Большое село Городня.
Над Волгой крутые обрывы.
Купаются вёсла в реке.
Рубахи в разводах от соли.
На чьей-то уставшей руке
Уже пузырятся мозоли.
Простой деревенский причал
Рассыпал бетонные плиты
И лодки на волнах качал
На отмели здешней открытой.
Тропа убегала наверх,
К источнику нас выводила,
Снимая усталость и грех,
Святою водою поила.
У края заросшего рва,
Где сверху осыпались корни,
За кронами храм Рождества
Звонил со своей колокольни.
Быть может, пятьсот лет назад
Здесь плыл Афанасий Никитин,
Подняв на ладье паруса,
Крестился на эту обитель.
Когда-то соседняя Тверь
С Москвою за трон воевала;
И как крови жаждущий зверь,
Степная Орда лютовала.
Под ветром, летевшим с реки,
В день летний, погожий и росный,
Вёл мимо на север полки
Иван – царь Великий и Грозный.
Но бедам не кланялись ниц;
И в летопись мысли и дела
Вписали немало страниц
Монахи тверского удела.
Звучала мудрёная речь,
Мелькали кресты и вериги,
А в кельях, при сумраке свеч,
Писали иконы и книги.
Любили – как только могли,
Творили – как только умели;
Пусть сами быльём поросли,
Но строили, будто бы пели.
Пусть ныне другие слова,
И песни не те уже стали,
Но смотрится храм Рождества
В зеркальные волжские дали.


10. Новый Иерусалим (1656г.)
         
Осторожно по карнизу
Белой башни прохожу,
С замираньем сердца книзу
Прямо под ноги гляжу.
Там, к заросшей жёлтой тиной,
Безымянной старице,
На камнях с налипшей глиной,
Лесенка спускается.
А вдали дорога вьётся –
Слышен шум за полверсты.
На церквах горят на солнце
Золочённые кресты.
Только кажется, что будто
Кто-то вновь отважится,
И чужое в это утро
Войско вдруг покажется.


11. Тени прошлого (1795г.)

Заходящее солнце упавшим лучом
В полумраке скользит по карнизу.
Пахнет зеленью трав и сухим кирпичом,
Белый камень становится сизым.
Вместо крыши плывут облака в вышине.
В каждой щели – дыхание ветра.
Как живой – силуэт на отвесной стене
В колебаниях тени и света.
Невесомая стройная движется тень
Под неслышную музыку в танце
В этом зале из полуразрушенных стен
Средь таких же невидимых граций.
Но одна лишь из них непохожа на всех,
Точно призрак великой царицы –
Мастерицы интриг и дворцовых утех,
Рушить замки большой мастерицы.
Сколько здесь наяву разгоралось страстей,
Как на сцене театра абсурда:
Гасли свечи от резких движений гостей,
Гасли взоры на грани рассудка!
...Но всему есть конец.

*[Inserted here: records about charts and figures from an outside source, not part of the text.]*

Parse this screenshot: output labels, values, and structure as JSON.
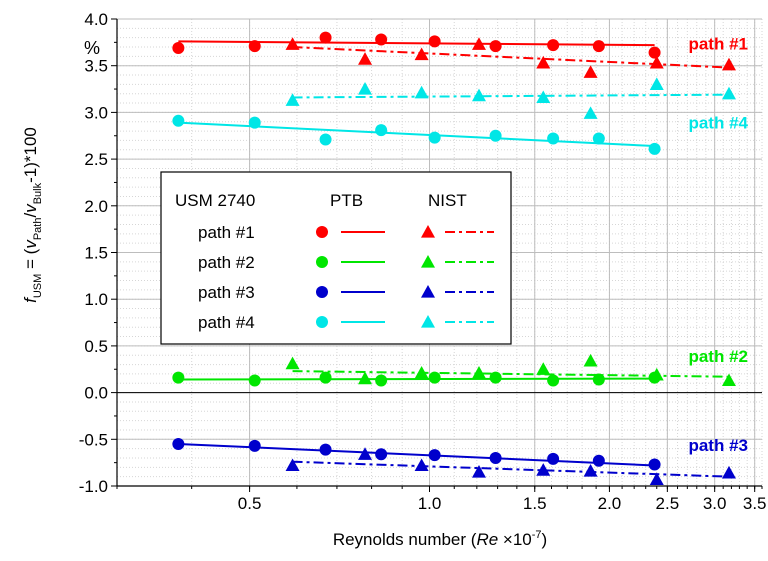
{
  "chart_data": {
    "type": "scatter",
    "xscale": "log",
    "xlim": [
      0.3,
      3.6
    ],
    "ylim": [
      -1.0,
      4.0
    ],
    "xlabel_prefix": "Reynolds number (",
    "xlabel_var": "Re",
    "xlabel_mid": " ×10",
    "xlabel_exp": "-7",
    "xlabel_suffix": ")",
    "ylabel_f": "f",
    "ylabel_usm": "USM",
    "ylabel_eq": " = (",
    "ylabel_v1": "v",
    "ylabel_path": "Path",
    "ylabel_slash": "/",
    "ylabel_v2": "v",
    "ylabel_bulk": "Bulk",
    "ylabel_tail": "-1)*100",
    "y_unit": "%",
    "grid": true,
    "x_ticks": [
      {
        "value": 0.5,
        "label": "0.5"
      },
      {
        "value": 1.0,
        "label": "1.0"
      },
      {
        "value": 1.5,
        "label": "1.5"
      },
      {
        "value": 2.0,
        "label": "2.0"
      },
      {
        "value": 2.5,
        "label": "2.5"
      },
      {
        "value": 3.0,
        "label": "3.0"
      },
      {
        "value": 3.5,
        "label": "3.5"
      }
    ],
    "y_ticks": [
      {
        "value": 4.0,
        "label": "4.0"
      },
      {
        "value": 3.5,
        "label": "3.5"
      },
      {
        "value": 3.0,
        "label": "3.0"
      },
      {
        "value": 2.5,
        "label": "2.5"
      },
      {
        "value": 2.0,
        "label": "2.0"
      },
      {
        "value": 1.5,
        "label": "1.5"
      },
      {
        "value": 1.0,
        "label": "1.0"
      },
      {
        "value": 0.5,
        "label": "0.5"
      },
      {
        "value": 0.0,
        "label": "0.0"
      },
      {
        "value": -0.5,
        "label": "-0.5"
      },
      {
        "value": -1.0,
        "label": "-1.0"
      }
    ],
    "series": [
      {
        "name": "path #1",
        "label": "path #1",
        "color": "#ff0000",
        "label_y": 3.74,
        "ptb": {
          "x": [
            0.38,
            0.51,
            0.67,
            0.83,
            1.02,
            1.29,
            1.61,
            1.92,
            2.38
          ],
          "y": [
            3.69,
            3.71,
            3.8,
            3.78,
            3.76,
            3.71,
            3.72,
            3.71,
            3.64
          ],
          "fit": [
            [
              0.38,
              3.76
            ],
            [
              2.38,
              3.72
            ]
          ]
        },
        "nist": {
          "x": [
            0.59,
            0.78,
            0.97,
            1.21,
            1.55,
            1.86,
            2.4,
            3.17
          ],
          "y": [
            3.73,
            3.57,
            3.62,
            3.73,
            3.53,
            3.43,
            3.53,
            3.51
          ],
          "fit": [
            [
              0.59,
              3.7
            ],
            [
              3.17,
              3.48
            ]
          ]
        }
      },
      {
        "name": "path #2",
        "label": "path #2",
        "color": "#00e600",
        "label_y": 0.39,
        "ptb": {
          "x": [
            0.38,
            0.51,
            0.67,
            0.83,
            1.02,
            1.29,
            1.61,
            1.92,
            2.38
          ],
          "y": [
            0.16,
            0.13,
            0.16,
            0.13,
            0.16,
            0.16,
            0.13,
            0.14,
            0.16
          ],
          "fit": [
            [
              0.38,
              0.14
            ],
            [
              2.38,
              0.15
            ]
          ]
        },
        "nist": {
          "x": [
            0.59,
            0.78,
            0.97,
            1.21,
            1.55,
            1.86,
            2.4,
            3.17
          ],
          "y": [
            0.31,
            0.15,
            0.21,
            0.21,
            0.25,
            0.34,
            0.19,
            0.13
          ],
          "fit": [
            [
              0.59,
              0.23
            ],
            [
              3.17,
              0.17
            ]
          ]
        }
      },
      {
        "name": "path #3",
        "label": "path #3",
        "color": "#0000cc",
        "label_y": -0.56,
        "ptb": {
          "x": [
            0.38,
            0.51,
            0.67,
            0.83,
            1.02,
            1.29,
            1.61,
            1.92,
            2.38
          ],
          "y": [
            -0.55,
            -0.57,
            -0.61,
            -0.66,
            -0.67,
            -0.7,
            -0.71,
            -0.73,
            -0.77
          ],
          "fit": [
            [
              0.38,
              -0.55
            ],
            [
              2.38,
              -0.78
            ]
          ]
        },
        "nist": {
          "x": [
            0.59,
            0.78,
            0.97,
            1.21,
            1.55,
            1.86,
            2.4,
            3.17
          ],
          "y": [
            -0.78,
            -0.66,
            -0.78,
            -0.85,
            -0.83,
            -0.84,
            -0.93,
            -0.86
          ],
          "fit": [
            [
              0.59,
              -0.74
            ],
            [
              3.17,
              -0.9
            ]
          ]
        }
      },
      {
        "name": "path #4",
        "label": "path #4",
        "color": "#00e6e6",
        "label_y": 2.89,
        "ptb": {
          "x": [
            0.38,
            0.51,
            0.67,
            0.83,
            1.02,
            1.29,
            1.61,
            1.92,
            2.38
          ],
          "y": [
            2.91,
            2.89,
            2.71,
            2.81,
            2.73,
            2.75,
            2.72,
            2.72,
            2.61
          ],
          "fit": [
            [
              0.38,
              2.89
            ],
            [
              2.38,
              2.64
            ]
          ]
        },
        "nist": {
          "x": [
            0.59,
            0.78,
            0.97,
            1.21,
            1.55,
            1.86,
            2.4,
            3.17
          ],
          "y": [
            3.13,
            3.25,
            3.21,
            3.18,
            3.16,
            2.99,
            3.3,
            3.2
          ],
          "fit": [
            [
              0.59,
              3.16
            ],
            [
              3.17,
              3.19
            ]
          ]
        }
      }
    ],
    "legend": {
      "placement": "center-left",
      "header_col1": "USM 2740",
      "header_col2": "PTB",
      "header_col3": "NIST"
    }
  }
}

И как будто в ответ,
Вдалеке меркнет золото солнца.
И уходит во тьму восемнадцатый век,
А назавтра с рассветом вернётся.

Царицыно,  1994 г.


12. Бородино (1812г.)

Над полем, уходящим в дали,
Над тишиной тревожной мглы,
Как символ воинской отваги,
Парят застывшие орлы.
Им не подняться больше в небо,
Не слышать ветра под крылом:
Они ушли однажды в небыль
Далёким августовским днём.
Их дождь сечёт клинком холодным,
И солнце беспощадно жжёт.
А небо вечным и свободным
Простором всё напрасно ждёт.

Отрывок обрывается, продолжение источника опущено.